Proxmox 9 Veeam 12.3.2 Worker start failed

Oct 4, 2025
2
4
3
Hello!
We have the problem that very often Veeam fails to start the worker.
Now the problem could be with Veeam or with Proxmox. I then always have to manually abort the worker start in Proxmox.
When I manually repeat the backup job, it usually works directly and the worker starts without problems.
In Proxmox itself I only see the following error message:
trying to acquire lock...TASK ERROR: can't lock file '/var/lock/qemu-server/lock-115.conf' - got timeout.
Which logs in Proxmox can I check to get a more detailed error message?
Greetings from Hamburg, Thorsten
 
We have the same problem.

rm /var/lock/qemu-server/lock-<uid>.conf
qm unlock <uid>

solves the problem for the next start.

From my point of view the issue is that after the shutdown of the Veeam worker machine a lock in /var/lock/qemu-server still exists. I have a support case open with the Proxmox team as well as with Veeam - no luck so far.
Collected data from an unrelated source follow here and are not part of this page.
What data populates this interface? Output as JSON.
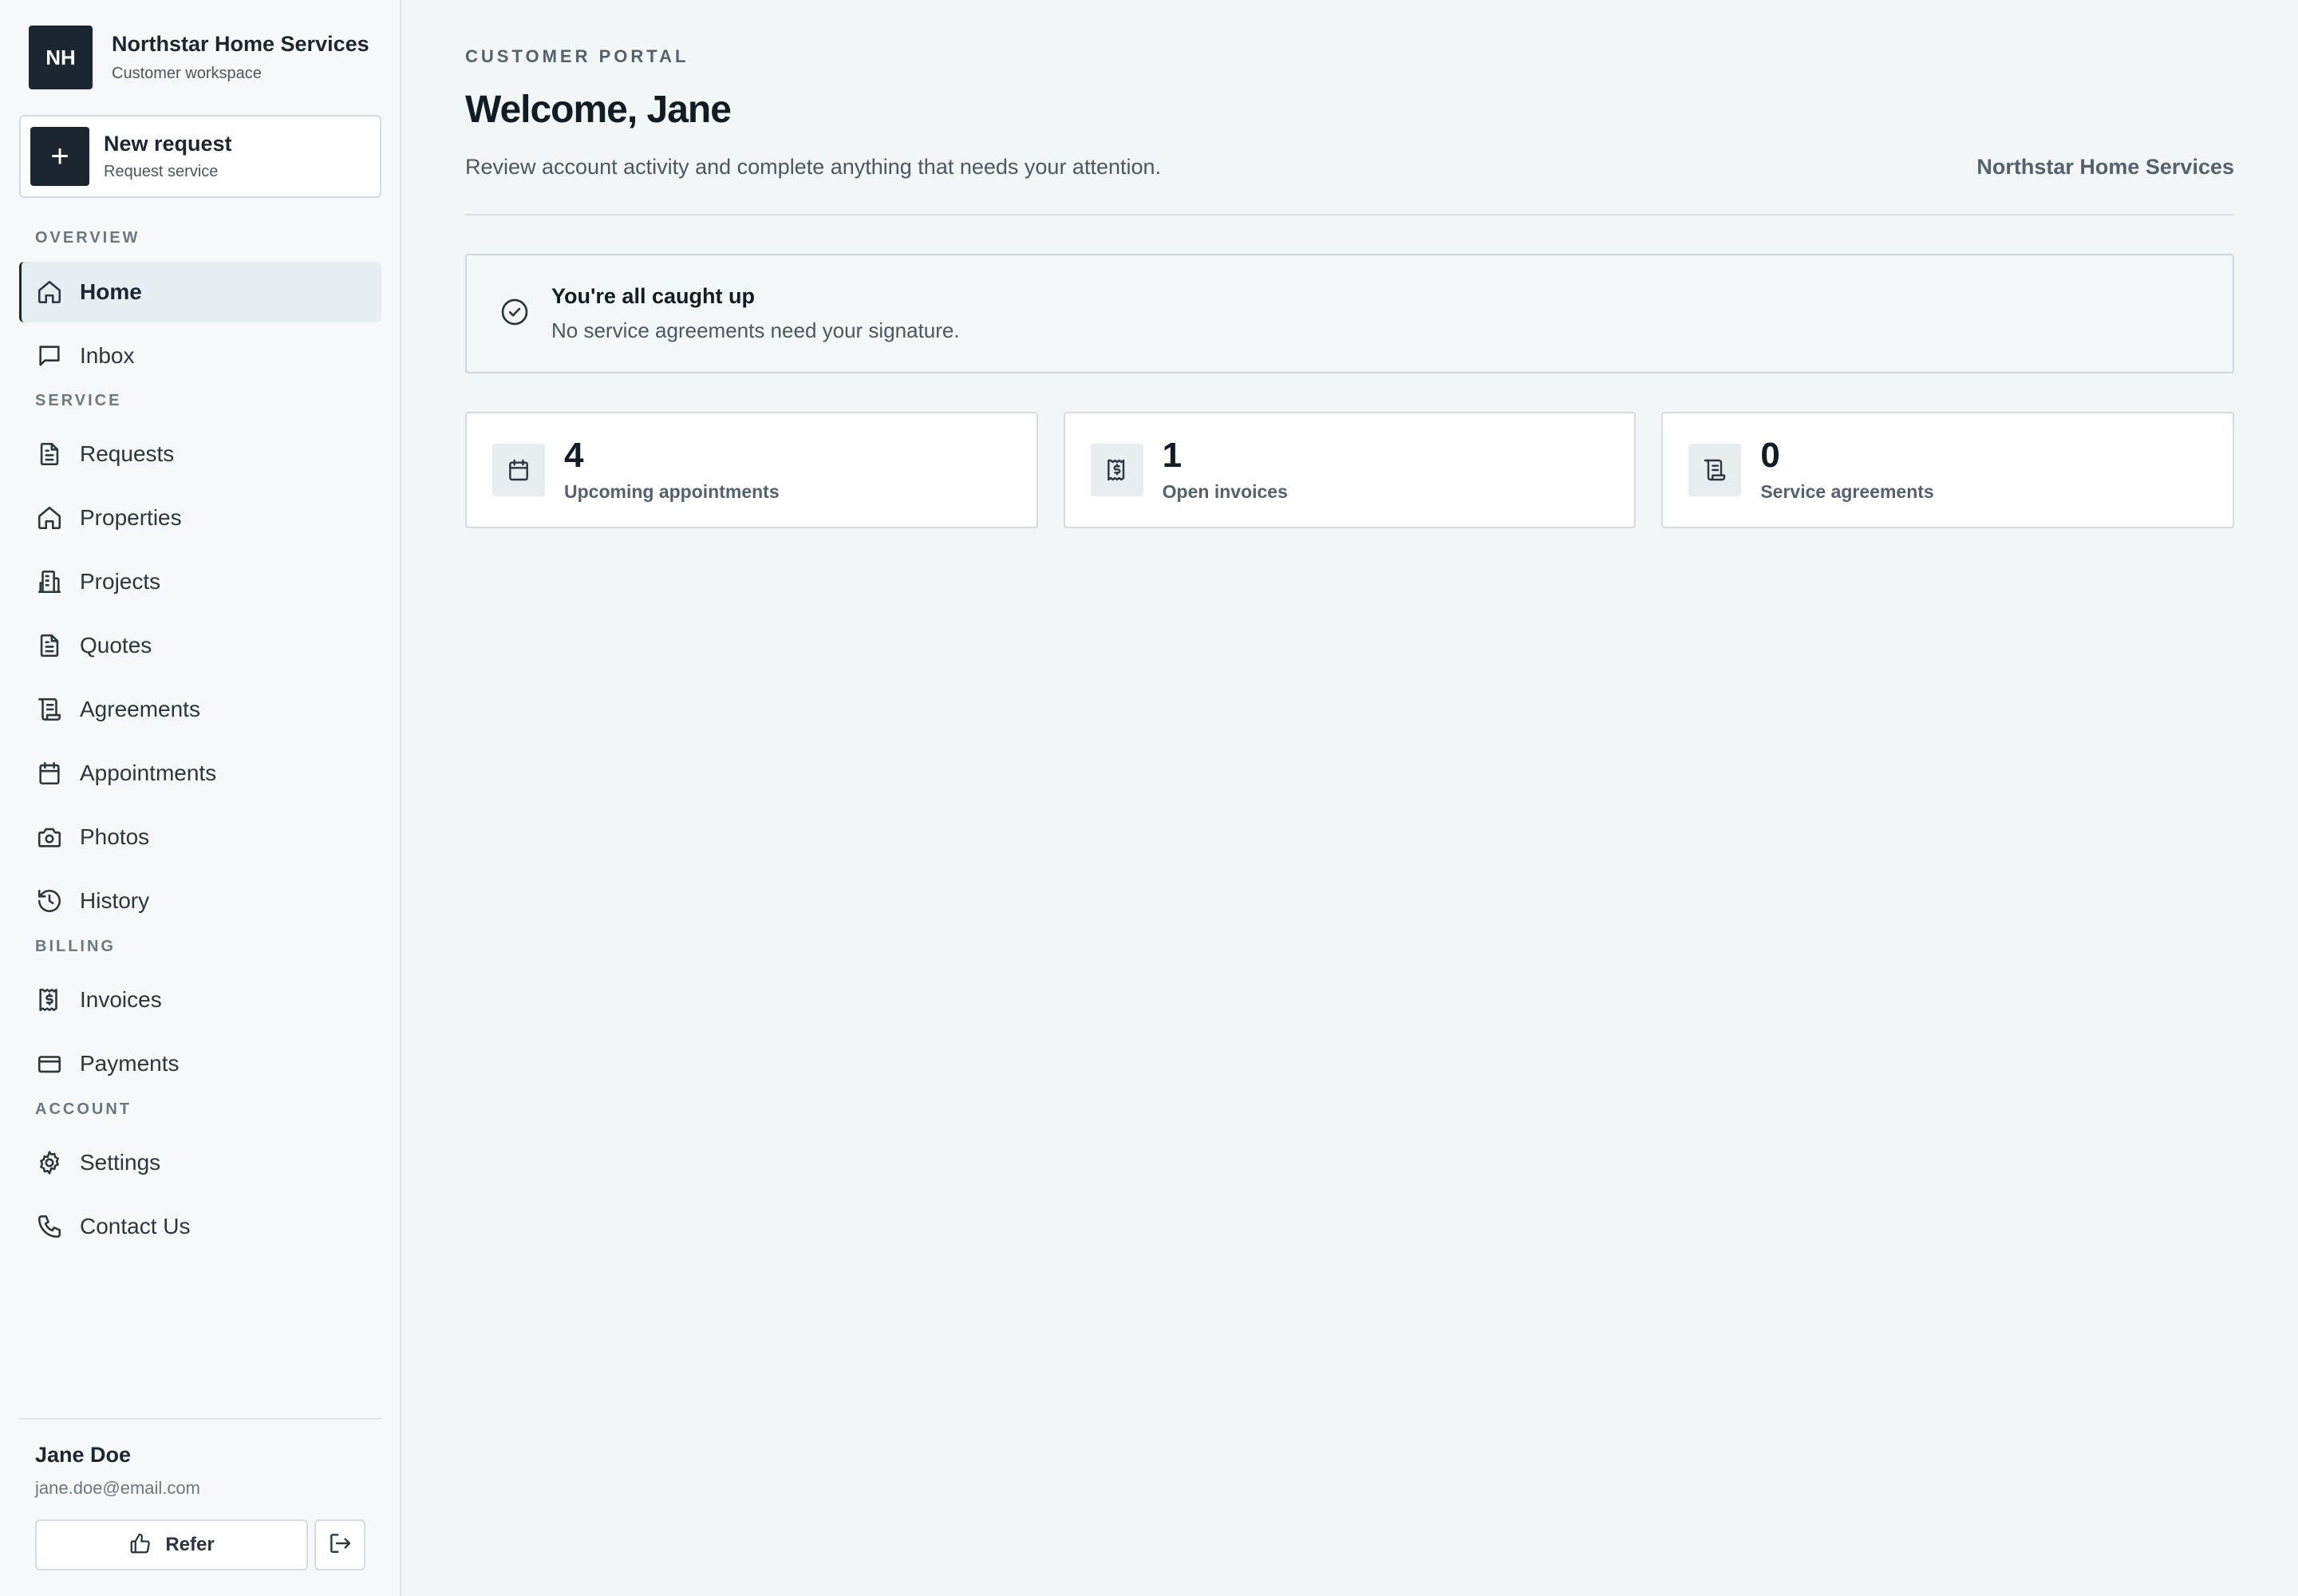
{
  "brand": {
    "initials": "NH",
    "name": "Northstar Home Services",
    "subtitle": "Customer workspace"
  },
  "new_request": {
    "title": "New request",
    "subtitle": "Request service",
    "icon": "plus-icon"
  },
  "sidebar": {
    "sections": {
      "overview": "OVERVIEW",
      "service": "SERVICE",
      "billing": "BILLING",
      "account": "ACCOUNT"
    },
    "items": [
      {
        "label": "Home",
        "icon": "home-icon",
        "active": true
      },
      {
        "label": "Inbox",
        "icon": "message-icon"
      },
      {
        "label": "Requests",
        "icon": "document-icon"
      },
      {
        "label": "Properties",
        "icon": "home-icon"
      },
      {
        "label": "Projects",
        "icon": "building-icon"
      },
      {
        "label": "Quotes",
        "icon": "document-icon"
      },
      {
        "label": "Agreements",
        "icon": "scroll-icon"
      },
      {
        "label": "Appointments",
        "icon": "calendar-icon"
      },
      {
        "label": "Photos",
        "icon": "camera-icon"
      },
      {
        "label": "History",
        "icon": "history-icon"
      },
      {
        "label": "Invoices",
        "icon": "receipt-icon"
      },
      {
        "label": "Payments",
        "icon": "credit-card-icon"
      },
      {
        "label": "Settings",
        "icon": "gear-icon"
      },
      {
        "label": "Contact Us",
        "icon": "phone-icon"
      }
    ]
  },
  "user": {
    "name": "Jane Doe",
    "email": "jane.doe@email.com",
    "refer_label": "Refer"
  },
  "main": {
    "eyebrow": "CUSTOMER PORTAL",
    "title": "Welcome, Jane",
    "description": "Review account activity and complete anything that needs your attention.",
    "company": "Northstar Home Services",
    "notice": {
      "title": "You're all caught up",
      "body": "No service agreements need your signature."
    },
    "stats": [
      {
        "value": "4",
        "label": "Upcoming appointments",
        "icon": "calendar-icon"
      },
      {
        "value": "1",
        "label": "Open invoices",
        "icon": "receipt-icon"
      },
      {
        "value": "0",
        "label": "Service agreements",
        "icon": "scroll-icon"
      }
    ]
  },
  "colors": {
    "primary": "#1b2630",
    "background": "#f3f6f7",
    "sidebar_bg": "#f6f8f9",
    "active_bg": "#e7eef1",
    "border": "#d5dbe0",
    "muted_text": "#55626d"
  }
}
Have you meanwhile a working solution/work around?

Best,
Frederik
 
The backup jobs run successfully and the worker is being started when the number of VMs to be backup is rather small (in my case the jobs works with 11 VMs; backup jobs with more than 18 VMs fail).This behavior is consistent and I'm able to reproduce the issues...
 
That looks like root disk issues, eg consumer ssd/nvme could become slow as floppys under write load and app's, eg veeam may brake trying to remove a lock after backup run after a timeout so the lock leave until next run which then prevent next backup run.
 
With "failing" I mean that Veeam is not able to start the Promox Worker VM - the reason why the backup job fails. We have enterprise grade SSD in the server and the system is responsive and has a good performance. Proxmox support told us that it could be some sort of racing conditions when the VM starts. A solution was to let Veeam only process one VM at a time, but then the worker will be shut down and started for each VM to backup and this consumes too much time - not an option in our case.
 
Veeam Backup & Replication works like this: you deploy a so called PVE worker on each Proxmox host. This worker is doing the backup of the VMs which are running on the corresponding Proxmox node. To backup a regular VM, Veeam starts this PVE worker. There is the problem. In certain cases Veeam is not able to start this worker.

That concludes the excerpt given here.